Rake Task to truncate Legacy tables on Main and CI Database
What does this MR do and why?
This MR introduced Rake task, to truncate the rest of the CI tables on the Main database, and the rest of the Main tables on the CI database.
How do we truncate tables in this rake task?
Let's say that we want to truncate tables (table1, table2, table3, ... table9). We start by truncating the tables [table1, table2, table3], which don't depend on the other tables. Then we truncate the next 3 tables [table4, table5, table6]. But we still have to include the previously truncated 3 tables in the Truncate SQL statement, even if the tables have been truncated already.
We do the truncation in stages, to avoid any IO problems. Because the tables are huge. It might take 1 - 2 minutes to truncate some tables on Production. See here: gitlab-com/gl-infra/production#7511 (comment 1054799933)
How to set up and validate locally
-
Make sure you are running in Decomposed Database Setup, which is the default option in GDK now. #356353 (closed)
-
Lock the CI tables on the Main database, and the Main tables on the CI Database, using the rake task
rake gitlab:db:lock_writes
Make sure that you cannot truncate a locked table using PSQL
gdk psql -c "truncate ci_pipelines"
ERROR: cannot truncate a table referenced in a foreign key constraint
DETAIL: Table "ci_builds" references "ci_pipelines".
HINT: Truncate table "ci_builds" at the same time, or use TRUNCATE ... CASCADE.
- Now run the rake tasks to truncate the tables in
DRY_RUN
mode, see the commands that are going to run on both databases to truncate the tables.
DRY_RUN=true rake gitlab:db:truncate_legacy_tables:main
This will show truncation stages. In each stage it will truncate a new set of tables + all the tables that have been truncated in the previous stages. You can see the truncated tables in each stage with the message New tables to truncate:
Let's say that we want to truncate only the first 3 stages (around 15 tables). We can run the command
DRY_RUN=true UNTIL_TABLE=ci_unit_test_failures rake gitlab:db:truncate_legacy_tables:main
Remove the DRY_RUN=true
to do the actual truncation.
If you don't specify UNTIL_TABLE
, it will truncate all the tables. But 5 tables in each stage.
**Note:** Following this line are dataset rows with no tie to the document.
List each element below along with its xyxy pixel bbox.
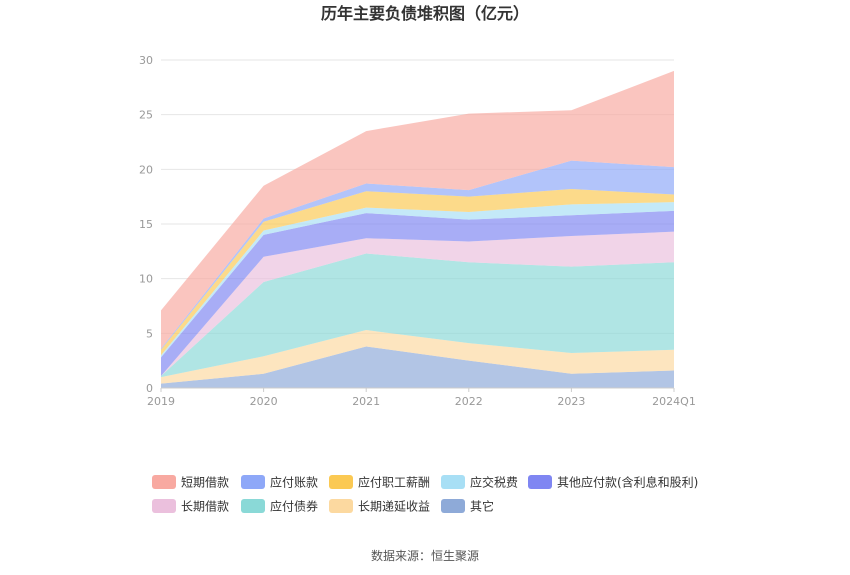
legend-label: 其他应付款(含利息和股利) [557,475,698,490]
legend-swatch [441,499,465,513]
x-tick-label: 2021 [352,395,380,408]
legend-swatch [329,475,353,489]
y-tick-label: 20 [139,163,153,176]
legend-label: 长期递延收益 [358,500,430,514]
chart-title: 历年主要负债堆积图（亿元） [321,4,529,23]
legend-swatch [241,475,265,489]
x-tick-label: 2022 [455,395,483,408]
x-tick-label: 2024Q1 [652,395,696,408]
area-series-1 [161,330,674,384]
y-tick-label: 15 [139,218,153,231]
legend-item[interactable]: 长期递延收益 [329,499,430,514]
y-tick-label: 0 [146,382,153,395]
legend: 短期借款 应付账款 应付职工薪酬 应交税费 其他应付款(含利息和股利) 长期借款 应付债券 长… [152,475,698,514]
legend-swatch [152,475,176,489]
legend-item[interactable]: 短期借款 [152,475,229,490]
x-tick-label: 2019 [147,395,175,408]
legend-item[interactable]: 应交税费 [441,475,518,490]
y-tick-label: 30 [139,54,153,67]
legend-label: 应付债券 [270,499,318,514]
legend-item[interactable]: 应付账款 [241,475,318,490]
area-series-3 [161,231,674,376]
area-series-7 [161,160,674,350]
legend-item[interactable]: 其他应付款(含利息和股利) [528,475,698,490]
area-series-group [161,70,674,388]
legend-swatch [441,475,465,489]
area-series-2 [161,253,674,378]
y-tick-label: 25 [139,109,153,122]
legend-item[interactable]: 应付职工薪酬 [329,475,430,490]
legend-label: 长期借款 [181,500,229,514]
legend-label: 短期借款 [181,476,229,490]
legend-label: 应付职工薪酬 [358,475,430,490]
x-tick-label: 2020 [250,395,278,408]
area-series-0 [161,346,674,388]
data-source-note: 数据来源：恒生聚源 [371,548,479,563]
legend-label: 应付账款 [270,475,318,490]
legend-item[interactable]: 应付债券 [241,499,318,514]
y-tick-label: 10 [139,273,153,286]
legend-item[interactable]: 其它 [441,499,494,514]
x-tick-label: 2023 [557,395,585,408]
legend-swatch [152,499,176,513]
legend-label: 其它 [470,499,494,514]
legend-item[interactable]: 长期借款 [152,499,229,514]
legend-label: 应交税费 [470,475,518,490]
area-series-4 [161,210,674,376]
axes: 2019 2020 2021 2022 2023 2024Q1 [147,387,696,408]
area-series-8 [161,70,674,349]
legend-swatch [329,499,353,513]
y-tick-label: 5 [146,327,153,340]
legend-swatch [528,475,552,489]
legend-swatch [241,499,265,513]
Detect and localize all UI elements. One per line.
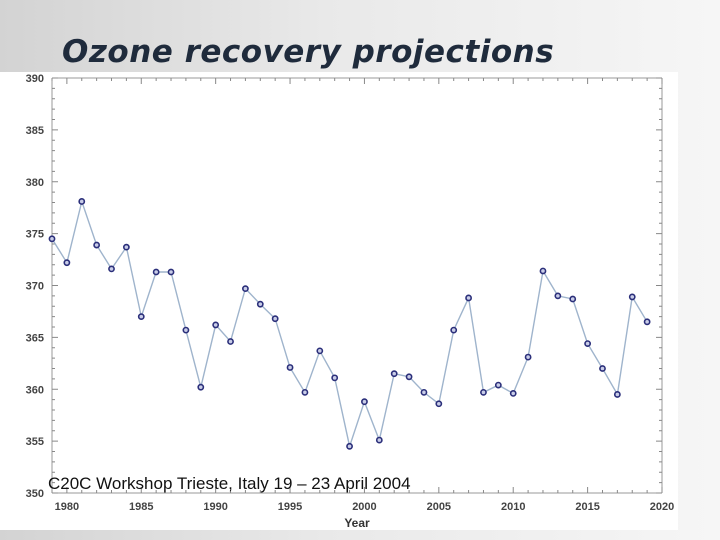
series-markers [48,198,651,450]
data-point [420,388,428,396]
data-point [375,436,383,444]
data-point [509,389,517,397]
data-point [390,370,398,378]
data-point [435,400,443,408]
y-tick-label: 350 [26,488,44,500]
data-point [167,268,175,276]
data-point [271,315,279,323]
data-point [405,373,413,381]
x-tick-label: 1985 [129,501,153,513]
data-point [524,353,532,361]
y-tick-label: 360 [26,384,44,396]
y-tick-label: 365 [26,332,44,344]
data-point [63,259,71,267]
data-point [152,268,160,276]
data-point [539,267,547,275]
y-tick-label: 385 [26,125,44,137]
data-point [197,383,205,391]
data-point [465,294,472,302]
data-point [554,292,562,300]
data-point [450,326,458,334]
data-point [122,243,130,251]
series-line [51,198,648,449]
x-tick-label: 2000 [352,501,376,513]
data-point [256,300,264,308]
data-point [361,398,368,406]
plot-panel: 350 355 360 365 370 375 380 385 390 1980 1985 1990 1… [0,72,678,530]
y-tick-label: 390 [26,73,44,85]
data-point [286,364,294,371]
data-point [212,321,220,329]
data-point [569,295,577,303]
data-point [182,326,190,334]
slide-title: Ozone recovery projections [62,34,555,70]
data-point [628,293,636,301]
footer-text: C20C Workshop Trieste, Italy 19 – 23 Apr… [48,474,411,493]
data-point [227,338,234,345]
y-tick-label: 380 [26,177,44,189]
y-tick-label: 355 [26,436,44,448]
axis-ticks [51,77,663,494]
x-tick-label: 2010 [501,501,525,513]
data-point [643,318,651,326]
x-tick-label: 2015 [575,501,599,513]
x-axis-title: Year [344,516,370,530]
data-point [613,391,621,398]
y-tick-label: 370 [26,281,44,293]
data-point [137,313,145,321]
ozone-line-chart: 350 355 360 365 370 375 380 385 390 1980 1985 1990 1… [26,73,675,530]
x-tick-label: 2005 [427,501,451,513]
data-point [108,265,115,273]
x-tick-label: 1980 [55,501,79,513]
data-point [301,388,309,396]
data-point [346,442,353,450]
data-point [331,374,339,382]
x-tick-label: 2020 [650,501,674,513]
data-point [584,340,592,347]
y-tick-label: 375 [26,229,44,241]
x-tick-label: 1990 [203,501,227,513]
data-point [242,285,249,293]
data-point [494,381,502,389]
axis-tick-labels: 350 355 360 365 370 375 380 385 390 1980 1985 1990 1… [26,73,675,513]
data-point [93,241,101,249]
data-point [480,388,487,396]
data-point [316,347,324,355]
data-point [48,235,56,243]
x-tick-label: 1995 [278,501,302,513]
data-point [78,198,86,205]
data-point [599,365,606,372]
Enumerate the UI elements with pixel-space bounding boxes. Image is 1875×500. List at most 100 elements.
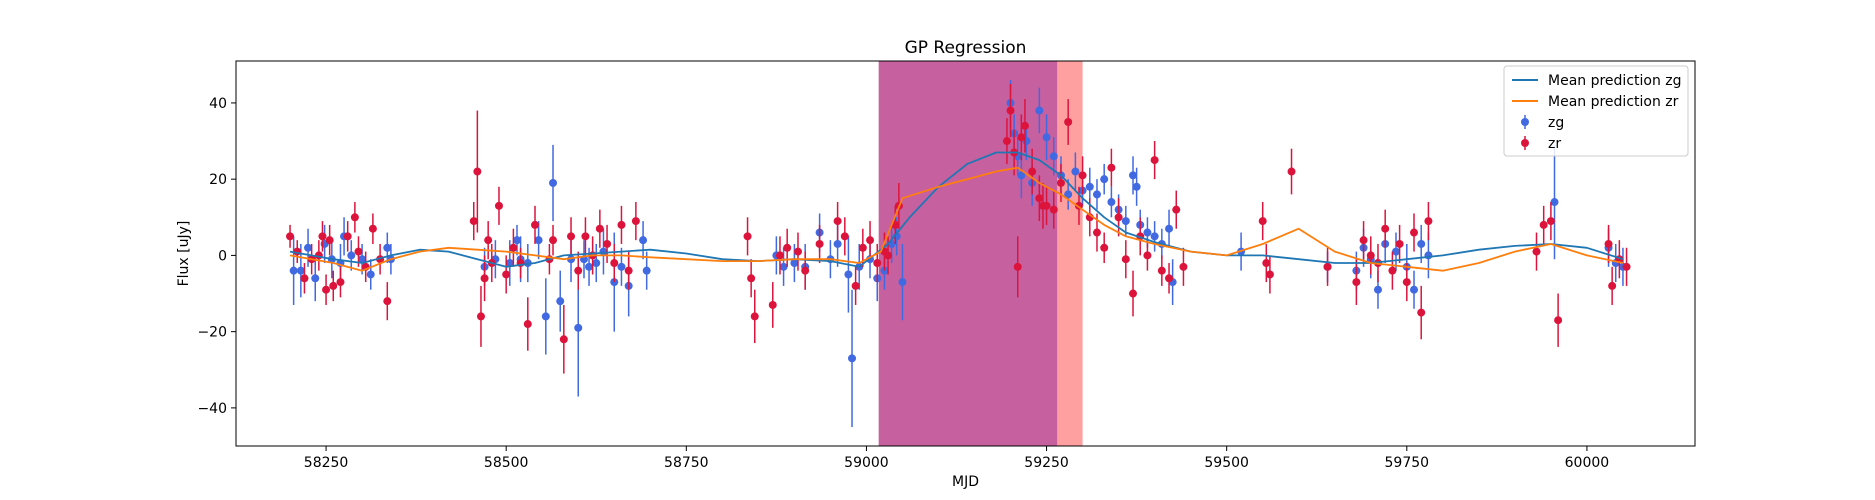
marker: [383, 297, 392, 306]
data-point-zg: [358, 243, 367, 275]
marker: [1107, 198, 1116, 207]
marker: [1395, 239, 1404, 248]
data-point-zr: [1388, 251, 1397, 290]
marker: [1410, 228, 1419, 237]
data-point-zg: [1100, 163, 1109, 195]
marker: [592, 259, 601, 268]
marker: [480, 274, 489, 283]
marker: [473, 167, 482, 176]
marker: [599, 247, 608, 256]
data-point-zr: [336, 266, 345, 298]
data-point-zr: [581, 217, 590, 256]
marker: [1157, 266, 1166, 275]
data-point-zr: [747, 259, 756, 298]
marker: [840, 232, 849, 241]
data-point-zg: [1092, 179, 1101, 210]
marker: [383, 243, 392, 252]
legend-entry-zg: zg: [1521, 115, 1564, 131]
marker: [322, 285, 331, 294]
data-point-zr: [1424, 202, 1433, 241]
marker: [325, 236, 334, 245]
marker: [541, 312, 550, 321]
marker: [1359, 236, 1368, 245]
legend-label: zr: [1548, 136, 1561, 152]
marker: [743, 232, 752, 241]
marker: [1262, 259, 1271, 268]
marker: [304, 243, 313, 252]
data-point-zr: [1395, 224, 1404, 264]
marker: [1391, 247, 1400, 256]
marker: [1143, 228, 1152, 237]
data-point-zr: [1287, 148, 1296, 195]
marker: [768, 300, 777, 309]
marker: [1002, 137, 1011, 146]
data-point-zg: [512, 224, 521, 256]
data-point-zr: [1150, 141, 1159, 180]
x-tick-label: 59000: [844, 455, 889, 471]
data-point-zr: [300, 263, 309, 294]
data-point-zr: [783, 228, 792, 267]
marker: [484, 236, 493, 245]
data-point-zr: [1002, 118, 1011, 164]
data-point-zr: [1179, 247, 1188, 286]
marker: [559, 335, 568, 344]
marker: [1017, 171, 1026, 180]
marker: [469, 217, 478, 226]
legend-entry-mean-prediction-zg: Mean prediction zg: [1512, 73, 1682, 89]
marker: [1622, 262, 1631, 271]
data-point-zg: [599, 228, 608, 275]
marker: [617, 220, 626, 229]
data-point-zr: [1359, 221, 1368, 260]
data-point-zg: [1165, 209, 1174, 248]
data-point-zg: [1121, 205, 1130, 237]
marker: [1114, 213, 1123, 222]
data-point-zr: [1532, 232, 1541, 271]
data-point-zr: [1114, 198, 1123, 237]
x-tick-label: 58750: [664, 455, 709, 471]
data-point-zg: [541, 278, 550, 355]
data-point-zr: [1121, 240, 1130, 279]
marker: [603, 239, 612, 248]
legend-label: Mean prediction zr: [1548, 94, 1679, 110]
y-tick-label: 40: [209, 96, 227, 112]
legend-entry-zr: zr: [1521, 136, 1561, 152]
data-point-zg: [347, 240, 356, 271]
marker: [624, 266, 633, 275]
data-point-zg: [844, 236, 853, 313]
y-tick-label: −40: [197, 401, 227, 417]
marker: [296, 266, 305, 275]
marker: [300, 274, 309, 283]
data-point-zr: [473, 110, 482, 233]
marker: [858, 243, 867, 252]
y-axis-ticks: −40 −20 0 20 40: [197, 96, 236, 417]
marker: [354, 247, 363, 256]
legend: Mean prediction zg Mean prediction zr zg zr: [1503, 65, 1689, 157]
data-point-zg: [1035, 87, 1044, 134]
line-mean-prediction-zg: [289, 151, 1624, 268]
data-series-layer: [286, 80, 1631, 427]
marker: [1049, 152, 1058, 161]
marker: [585, 262, 594, 271]
data-point-zr: [484, 221, 493, 260]
data-point-zr: [1042, 186, 1051, 225]
marker: [1417, 239, 1426, 248]
marker: [1165, 274, 1174, 283]
data-point-zr: [1366, 236, 1375, 275]
marker: [1028, 167, 1037, 176]
marker: [848, 354, 857, 363]
x-tick-label: 58500: [484, 455, 529, 471]
shaded-regions: [878, 61, 1083, 446]
marker: [1143, 251, 1152, 260]
data-point-zg: [1391, 232, 1400, 271]
data-point-zr: [866, 221, 875, 260]
marker: [347, 251, 356, 260]
chart-title: GP Regression: [905, 38, 1027, 58]
data-point-zr: [1006, 83, 1015, 138]
data-point-zr: [502, 255, 511, 294]
marker: [549, 236, 558, 245]
marker: [350, 213, 359, 222]
marker: [1424, 217, 1433, 226]
marker: [1085, 182, 1094, 191]
data-point-zr: [603, 224, 612, 264]
data-point-zr: [624, 251, 633, 290]
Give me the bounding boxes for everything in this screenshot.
To avoid truncating all the tables within 1 transaction.
If you wnat to change the number of the tables in each stage, you can pass the parameter to the rake task, for example:
DRY_RUN=true rake gitlab:db:truncate_legacy_tables:main[\30\]
This will truncate 30 new tables at least in each stage.
- The same for the Main Tables on the CI database
DRY_RUN=true rake gitlab:db:truncate_legacy_tables:ci
MR acceptance checklist
This checklist encourages us to confirm any changes have been analyzed to reduce risks in quality, performance, reliability, security, and maintainability.
-
I have evaluated the MR acceptance checklist for this MR.
Related to #366787 (closed)